Ce congrès était l'une des premières occasions d'écouter le ministre de l'Environnement, Mohammad Rahhal, qui représentait le président de la République Michel Sleiman au cours de la séance inaugurale. M. Rahhal a fait le lien entre changement climatique et menaces sur la paix et la stabilité sociale. « Notre objectif ultime est l'adoption de stratégies locales et internationales », a-t-il dit.
Niels Pultz, envoyé spécial du ministère danois des Affaires étrangères sur le changement climatique, a abordé un sujet qu'il allait développer dans l'une des sessions : les attentes de Copenhague, qui se résument, aujourd'hui, à un accord politique fort, en prévision de négociations qui se poursuivront en 2010.
Le directeur général du Fonds de développement international de l'OPEP (OFID), Sleiman el-Herbish, a comparé l'utilisation des énergies fossiles aujourd'hui et les perspectives de développer les énergies renouvelables, ce qui requiert encore du temps en raison, selon lui, de la « réalité des technologies et des infrastructures actuelles ».
Alors que M. el-Herbish s'exprimait, deux jeunes en overall orange sont montés le rejoindre sur scène, brandissant une banderole sur laquelle était écrit « Les Arabes sont plus qu'un puits de pétrole ». C'étaient des jeunes de l'association IndyAct, protestant contre les réserves exprimées par les pays pétroliers en général envers les mesures de réduction des émissions de CO2.
Le ministre émirati de l'Environnement, Rached ben Fahd, a insisté sur la politique de son pays qui consiste à « faire l'équilibre entre développement, progrès social et préservation de l'environnement », soulignant l'importance du projet IRENA d'énergies alternatives basé aux Émirats.
Moustapha Kamal Tolba, président du « Board of Trustees » de l'AFED, s'est pour sa part attardé sur le manque de données et de compétences dans le monde arabe, mis au jour dans la préparation du rapport, insistant sur la nécessité de conjuguer les efforts dans la région pour faire face au fléau.

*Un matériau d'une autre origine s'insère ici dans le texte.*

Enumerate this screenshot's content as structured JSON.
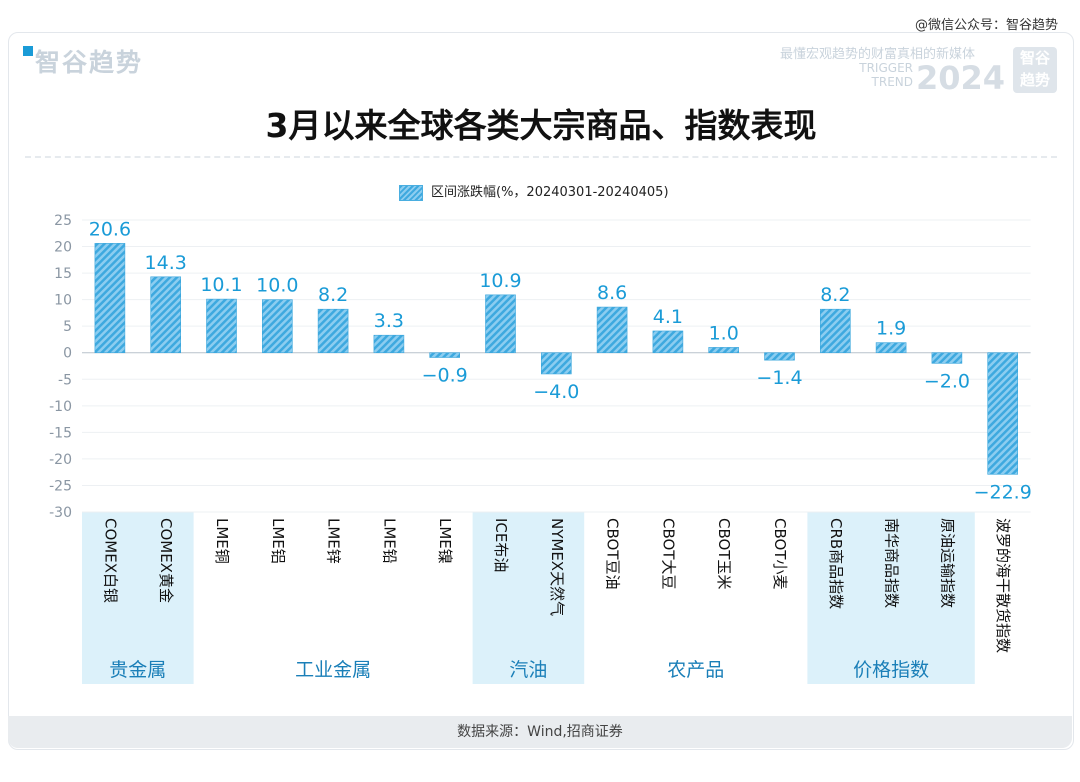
{
  "watermark": "@微信公众号：智谷趋势",
  "brand": {
    "logo_text": "智谷趋势",
    "slogan": "最懂宏观趋势的财富真相的新媒体",
    "trigger_line1": "TRIGGER",
    "trigger_line2": "TREND",
    "year": "2024",
    "box_line1": "智谷",
    "box_line2": "趋势"
  },
  "source": "数据来源：Wind,招商证券",
  "colors": {
    "bar_dark": "#3ea9df",
    "bar_light": "#8ccdf0",
    "label": "#1a9bd7",
    "group_band": "#d6eef9"
  },
  "chart_data": {
    "type": "bar",
    "title": "3月以来全球各类大宗商品、指数表现",
    "legend": "区间涨跌幅(%，20240301-20240405)",
    "legend_position": "top-center",
    "ylim": [
      -30,
      25
    ],
    "yticks": [
      25,
      20,
      15,
      10,
      5,
      0,
      -5,
      -10,
      -15,
      -20,
      -25,
      -30
    ],
    "grid": true,
    "categories": [
      "COMEX白银",
      "COMEX黄金",
      "LME铜",
      "LME铝",
      "LME锌",
      "LME铅",
      "LME镍",
      "ICE布油",
      "NYMEX天然气",
      "CBOT豆油",
      "CBOT大豆",
      "CBOT玉米",
      "CBOT小麦",
      "CRB商品指数",
      "南华商品指数",
      "原油运输指数",
      "波罗的海干散货指数"
    ],
    "values": [
      20.6,
      14.3,
      10.1,
      10.0,
      8.2,
      3.3,
      -0.9,
      10.9,
      -4.0,
      8.6,
      4.1,
      1.0,
      -1.4,
      8.2,
      1.9,
      -2.0,
      -22.9
    ],
    "value_labels": [
      "20.6",
      "14.3",
      "10.1",
      "10.0",
      "8.2",
      "3.3",
      "−0.9",
      "10.9",
      "−4.0",
      "8.6",
      "4.1",
      "1.0",
      "−1.4",
      "8.2",
      "1.9",
      "−2.0",
      "−22.9"
    ],
    "groups": [
      {
        "name": "贵金属",
        "count": 2,
        "shaded": true
      },
      {
        "name": "工业金属",
        "count": 5,
        "shaded": false
      },
      {
        "name": "汽油",
        "count": 2,
        "shaded": true
      },
      {
        "name": "农产品",
        "count": 4,
        "shaded": false
      },
      {
        "name": "价格指数",
        "count": 3,
        "shaded": true
      },
      {
        "name": "",
        "count": 1,
        "shaded": false
      }
    ]
  }
}
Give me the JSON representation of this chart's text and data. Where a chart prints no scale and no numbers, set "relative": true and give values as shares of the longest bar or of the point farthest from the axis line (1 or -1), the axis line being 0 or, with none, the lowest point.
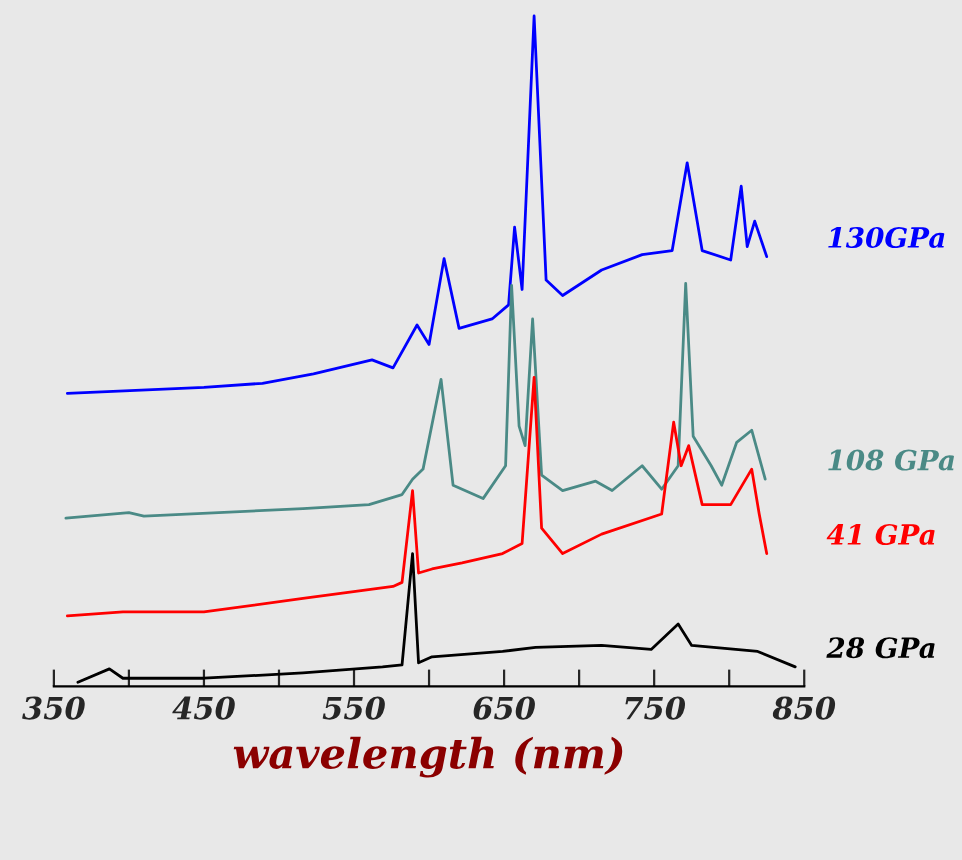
{
  "chart_data": {
    "type": "line",
    "relative": true,
    "xlabel": "wavelength (nm)",
    "xlim": [
      350,
      850
    ],
    "xticks": [
      350,
      {
        "value": 400,
        "label": null
      },
      450,
      {
        "value": 500,
        "label": null
      },
      550,
      {
        "value": 600,
        "label": null
      },
      650,
      {
        "value": 700,
        "label": null
      },
      750,
      {
        "value": 800,
        "label": null
      },
      850
    ],
    "grid": false,
    "legend": false,
    "marker": "none",
    "line_style": "solid",
    "series": [
      {
        "name": "130GPa",
        "color": "#0000ff",
        "x": [
          359,
          450,
          489,
          523,
          562,
          576,
          592,
          600,
          610,
          620,
          642,
          653,
          657,
          662,
          670,
          678,
          689,
          715,
          742,
          762,
          772,
          782,
          801,
          808,
          812,
          817,
          825
        ],
        "values": [
          0.437,
          0.446,
          0.452,
          0.466,
          0.487,
          0.475,
          0.539,
          0.51,
          0.638,
          0.534,
          0.548,
          0.569,
          0.685,
          0.592,
          1,
          0.606,
          0.583,
          0.621,
          0.644,
          0.65,
          0.781,
          0.65,
          0.636,
          0.746,
          0.656,
          0.694,
          0.641
        ]
      },
      {
        "name": "108 GPa",
        "color": "#4a8a86",
        "x": [
          358,
          400,
          410,
          516,
          560,
          582,
          589,
          596,
          608,
          616,
          636,
          651,
          655,
          660,
          664,
          669,
          675,
          689,
          711,
          722,
          742,
          755,
          766,
          771,
          776,
          788,
          795,
          805,
          815,
          824
        ],
        "values": [
          0.251,
          0.259,
          0.254,
          0.265,
          0.271,
          0.286,
          0.309,
          0.324,
          0.458,
          0.3,
          0.28,
          0.329,
          0.598,
          0.388,
          0.359,
          0.548,
          0.315,
          0.292,
          0.306,
          0.292,
          0.329,
          0.294,
          0.329,
          0.601,
          0.373,
          0.329,
          0.3,
          0.364,
          0.382,
          0.309
        ]
      },
      {
        "name": "41 GPa",
        "color": "#ff0000",
        "x": [
          359,
          396,
          450,
          516,
          576,
          582,
          589,
          593,
          602,
          622,
          649,
          662,
          670,
          675,
          689,
          715,
          755,
          763,
          768,
          773,
          782,
          801,
          815,
          820,
          825
        ],
        "values": [
          0.105,
          0.111,
          0.111,
          0.131,
          0.149,
          0.155,
          0.292,
          0.169,
          0.175,
          0.184,
          0.198,
          0.213,
          0.461,
          0.236,
          0.198,
          0.227,
          0.257,
          0.394,
          0.329,
          0.359,
          0.271,
          0.271,
          0.324,
          0.257,
          0.198
        ]
      },
      {
        "name": "28 GPa",
        "color": "#000000",
        "x": [
          366,
          387,
          396,
          450,
          516,
          569,
          582,
          589,
          593,
          602,
          649,
          671,
          715,
          748,
          766,
          775,
          819,
          844
        ],
        "values": [
          0.006,
          0.026,
          0.012,
          0.012,
          0.02,
          0.029,
          0.032,
          0.198,
          0.035,
          0.044,
          0.052,
          0.058,
          0.061,
          0.055,
          0.093,
          0.061,
          0.052,
          0.029
        ]
      }
    ]
  }
}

Un public arabe largement conscient
Selon le rapport, la région arabe est très vulnérable, et le public arabe semble en être conscient, d'après un recensement effectué par l'AFED, qui montre que 98 % des personnes interrogées croient dans la réalité du changement climatique, 89 % pensent qu'il est dû aux activités humaines et une très petite proportion, 5 %, affirme ne pas savoir ce qu'est le changement climatique. C'est Nagib Saab, secrétaire général de l'AFED, qui a présenté ce chapitre. Un autre auteur, Ibrahim Abdel Jalil, s'est attardé sur les quelques efforts prodigués dans les pays arabes pour réduire les émissions.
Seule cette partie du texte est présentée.